Among 1351 patients, 53.2% (719/1351) were male, 31.4% (424/1351) had known CAD, and the mean age was 57.4±12.8 years. At 30 days, CDMI occurred in 13.8% (187/1351). High-STEACS classified 63.4% (857/1351) to outpatient disposition, of which 2.0% (17/857) had 30-day CDMI, corresponding to an NPV of 98.0% (95% CI, 96.8-98.8) and negative likelihood ratio of 0.13 (95% CI, 0.08-0.20). In patients with CAD, 46.9% (199/424) were classified to outpatient disposition, of which 4.0% (8/199) had 30-day CDMI. Among patients without CAD, 71.0% (658/927) were classified to outpatient disposition with 1.4% (9/658) having 30-day CDMI. The NPV for 30-day CDMI was 96.0% (95% CI, 92.2-98.2) in patients with CAD versus 98.6% (95% CI, 97.4-99.4) among patients without CAD (=0.04). The negative likelihood ratio for 30-day CDMI among patients with CAD was 0.16 (95% CI, 0.08-0.31) and 0.12 (95% CI, 0.06-0.22) among patients without CAD.

CONCLUSIONS

The High-STEACS hs-cTnT pathway had high efficacy but was unable to achieve the ≥99% NPV safety threshold for 30-day CDMI.

REGISTRATION

URL: https://www.clinicaltrials.gov; Unique identifier: NCT02984436.

摘要

背景

高敏肌钙蛋白在急性冠脉综合征患者评估中的应用(High-STEACS)路径可对急诊科疑似急性冠脉综合征患者进行风险分层。本研究旨在确定在美国一个包含有和没有已知冠状动脉疾病(CAD)患者的多中心队列中,High-STEACS高敏肌钙蛋白T(hs-cTnT)路径能否实现30天心脏死亡或心肌梗死(CDMI)的阴性预测值(NPV)≥99%的安全阈值。

方法

对优化胸痛风险分层的高敏肌钙蛋白T(第5代即时检测法)(STOP-CP)队列进行二次分析,该队列纳入了美国8个地点的成年急诊科疑似急性冠脉综合征患者(2017年1月25日至2018年9月6日)。使用High-STEACS hs-cTnT路径将参与者分为门诊和住院处置。
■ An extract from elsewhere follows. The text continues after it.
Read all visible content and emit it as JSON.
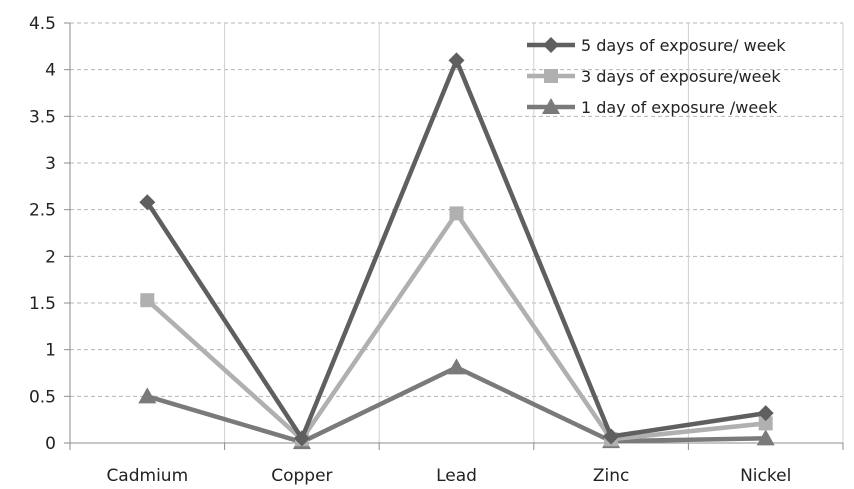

已知CAD定义为既往心肌梗死、冠状动脉血运重建或冠状动脉狭窄≥70%。结局包括30天CDMI和有效性,有效性定义为确定为门诊处置的比例。计算30天CDMI的NPV和阴性似然比。使用Fisher精确检验比较CAD亚组之间的NPV。

结果

在1351例患者中,53.2%(719/1351)为男性,31.4%(424/1351)有已知CAD,平均年龄为57.4±12.8岁。在30天时,13.8%(187/1351)发生了CDMI。High-STEACS将63.4%(857/1351)分类为门诊处置,其中2.0%(17/857)发生了30天CDMI,对应的NPV为98.0%(95%CI,96.8-98.8),阴性似然比为0.13(95%CI,0.08-0.20)。在有CAD的患者中,46.9%(199/424)被分类为门诊处置,其中4.0%(8/199)发生了30天CDMI。在无CAD的患者中,71.0%(658/927)被分类为门诊处置,1.4%(9/658)发生了30天CDMI。有CAD患者30天CDMI的NPV为96.0%(95%CI,92.2-98.2),无CAD患者为98.6%(95%CI,97.4-99.4)(P=0.04)。有CAD患者30天CDMI的阴性似然比为0.16(95%CI,0.08-0.31),无CAD患者为0.12(95%CI,0.06-0.22)。

结论

High-STEACS hs-cTnT路径具有较高的有效性,但未能实现30天CDMI的NPV≥99%的安全阈值。